Most Java developers plan to transition to Java 17 within next year

JRebel has released its latest  2022 Java Developer Productivity Report . Explores the results of the 2022 Java Developer Survey and details how the biggest trends in Java development affect everything from technology choice to deployment and commit times. The report is based on a survey of Java development professionals around the world, which lasted from October 2021 to January 2022, and received 876 responses.

As in previous years, respondents were primarily developers or similar, making up nearly 50% of the overall respondent data. When you add in the second most popular job title among respondents, Java Architect, that figure reaches 70%. There are also a fair number of leadership roles, with team leaders accounting for 15%, and some executive roles. The majority of respondents' companies are large corporations, with 31% having more than 1,000 employees. Medium-sized companies with 100-1000 employees came in second at 27%. Small companies and startups accounted for 20% and 12%, respectively.

Reports cover the latest data and analysis on the state of the Java ecosystem, including trends in microservices adoption and usage, CI/CD build times and commit frequency, popular frameworks, application servers, virtual machines and other tools; overall developer productivity, Includes challenges and obstacles.
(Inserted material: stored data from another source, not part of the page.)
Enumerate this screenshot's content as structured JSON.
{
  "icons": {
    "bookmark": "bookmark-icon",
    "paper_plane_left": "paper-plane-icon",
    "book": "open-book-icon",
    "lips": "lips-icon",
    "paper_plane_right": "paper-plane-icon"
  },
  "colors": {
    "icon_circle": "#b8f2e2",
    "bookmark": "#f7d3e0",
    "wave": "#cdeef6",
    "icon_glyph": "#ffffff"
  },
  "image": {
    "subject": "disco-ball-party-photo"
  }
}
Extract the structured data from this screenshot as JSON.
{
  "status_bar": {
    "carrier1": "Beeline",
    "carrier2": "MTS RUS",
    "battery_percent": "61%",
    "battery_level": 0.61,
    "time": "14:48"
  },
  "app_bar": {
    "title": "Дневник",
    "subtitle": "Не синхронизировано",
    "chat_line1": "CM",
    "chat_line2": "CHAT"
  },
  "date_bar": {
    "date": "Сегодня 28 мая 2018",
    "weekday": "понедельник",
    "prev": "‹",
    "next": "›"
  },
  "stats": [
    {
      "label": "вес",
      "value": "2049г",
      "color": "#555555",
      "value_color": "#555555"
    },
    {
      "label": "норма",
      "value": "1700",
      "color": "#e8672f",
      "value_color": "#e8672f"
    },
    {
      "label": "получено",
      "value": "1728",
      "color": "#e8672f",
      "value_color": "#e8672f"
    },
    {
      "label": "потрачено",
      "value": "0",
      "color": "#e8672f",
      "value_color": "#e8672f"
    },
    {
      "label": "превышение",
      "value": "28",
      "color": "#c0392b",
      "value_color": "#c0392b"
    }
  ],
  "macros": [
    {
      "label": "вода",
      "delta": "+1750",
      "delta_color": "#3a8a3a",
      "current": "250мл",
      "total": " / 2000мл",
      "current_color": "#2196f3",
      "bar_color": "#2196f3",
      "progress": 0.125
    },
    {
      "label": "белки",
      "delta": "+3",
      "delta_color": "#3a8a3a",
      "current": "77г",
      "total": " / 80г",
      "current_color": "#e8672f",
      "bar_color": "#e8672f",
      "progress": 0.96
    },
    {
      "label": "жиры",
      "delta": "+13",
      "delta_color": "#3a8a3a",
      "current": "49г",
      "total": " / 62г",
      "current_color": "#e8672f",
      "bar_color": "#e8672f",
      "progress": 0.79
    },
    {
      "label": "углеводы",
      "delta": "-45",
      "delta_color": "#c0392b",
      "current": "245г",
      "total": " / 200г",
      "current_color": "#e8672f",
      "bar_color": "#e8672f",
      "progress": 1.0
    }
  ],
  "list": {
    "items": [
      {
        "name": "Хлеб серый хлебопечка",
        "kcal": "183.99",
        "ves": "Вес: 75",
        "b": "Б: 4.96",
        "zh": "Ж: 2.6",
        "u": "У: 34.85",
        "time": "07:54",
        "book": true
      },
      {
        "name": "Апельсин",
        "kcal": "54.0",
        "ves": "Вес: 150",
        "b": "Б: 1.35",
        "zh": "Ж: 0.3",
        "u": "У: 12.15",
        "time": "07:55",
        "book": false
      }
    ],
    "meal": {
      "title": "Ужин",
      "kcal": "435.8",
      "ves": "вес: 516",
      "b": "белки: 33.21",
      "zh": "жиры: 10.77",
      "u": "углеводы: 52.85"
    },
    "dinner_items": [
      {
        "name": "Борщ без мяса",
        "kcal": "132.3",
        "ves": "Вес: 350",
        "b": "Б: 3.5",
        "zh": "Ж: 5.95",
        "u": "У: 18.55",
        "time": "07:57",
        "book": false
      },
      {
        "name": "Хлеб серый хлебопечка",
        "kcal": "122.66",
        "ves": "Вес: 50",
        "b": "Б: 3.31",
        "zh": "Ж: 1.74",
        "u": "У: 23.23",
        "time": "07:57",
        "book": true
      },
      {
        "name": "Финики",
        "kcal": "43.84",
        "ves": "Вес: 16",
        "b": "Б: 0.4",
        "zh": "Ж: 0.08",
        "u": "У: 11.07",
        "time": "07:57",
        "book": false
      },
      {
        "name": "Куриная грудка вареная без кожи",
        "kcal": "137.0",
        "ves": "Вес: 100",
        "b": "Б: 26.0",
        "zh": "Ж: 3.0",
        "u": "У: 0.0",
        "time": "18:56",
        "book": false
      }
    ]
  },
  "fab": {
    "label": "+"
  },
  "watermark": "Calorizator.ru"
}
The survey results indicate that the majority of Java developers are planning to migrate to the latest Long Term Support (LTS) version of the language; of these, 62% plan to switch within the next 12 months.  Currently, Java 8 remains the most used version in production at 37%, followed by Java 11 at 29%; both are LTS releases. Only 12% of developers use Java 12 or higher. 

A quarter of respondents said long-term support was the factor that most influenced their decision to upgrade to a new version. Other factors included 23% for security, 20% for performance, 18% for new features, and 14% for compliance reasons.  

When comparing the likelihood of upgrading to Java 17 for companies of different sizes, JRebel found that companies with fewer than 100 employees were more likely to upgrade than larger companies. They speculate that this is due to the complexity and cost of upgrading large enterprise Java applications.

The survey also looked at the adoption of commercial and open Java distributions and found that 36% of respondents use Oracle Java, 27% use OpenJDK, and 16% use AdoptOpenJDK/Adoptium. The report states, " Given the greater representation of large companies in this survey, it is not surprising to see an even split between commercial and open source JRE/JDK distributions. Commercial distributions like Oracle Java can provide large enterprises with An easy way to get patches and updates. For many large organizations, avoiding the hassle of doing this in-house is worth it.

Additionally, the report found that microservices are the most popular architecture for Java applications at 32 percent. Only 22% use a monolithic architecture and 8% use a serverless architecture. Spring Boot is by far the most popular microservices framework, used by 74% of respondents.

Docker is the most common virtual machine platform for Java applications, used by 41%. Kubernetes is used by 26% of respondents, followed by VMware at 16%. Amazon Web Services is the most used PaaS platform at 31%.

Apache Tomcat is by far the most popular Java application server with 48% usage, followed by JBoss/Wildfly at 15%. JetBrains IntelliJ is the most popular Java IDE at 48%, followed by Eclipse at 24% and Visual Studio Code at 18%.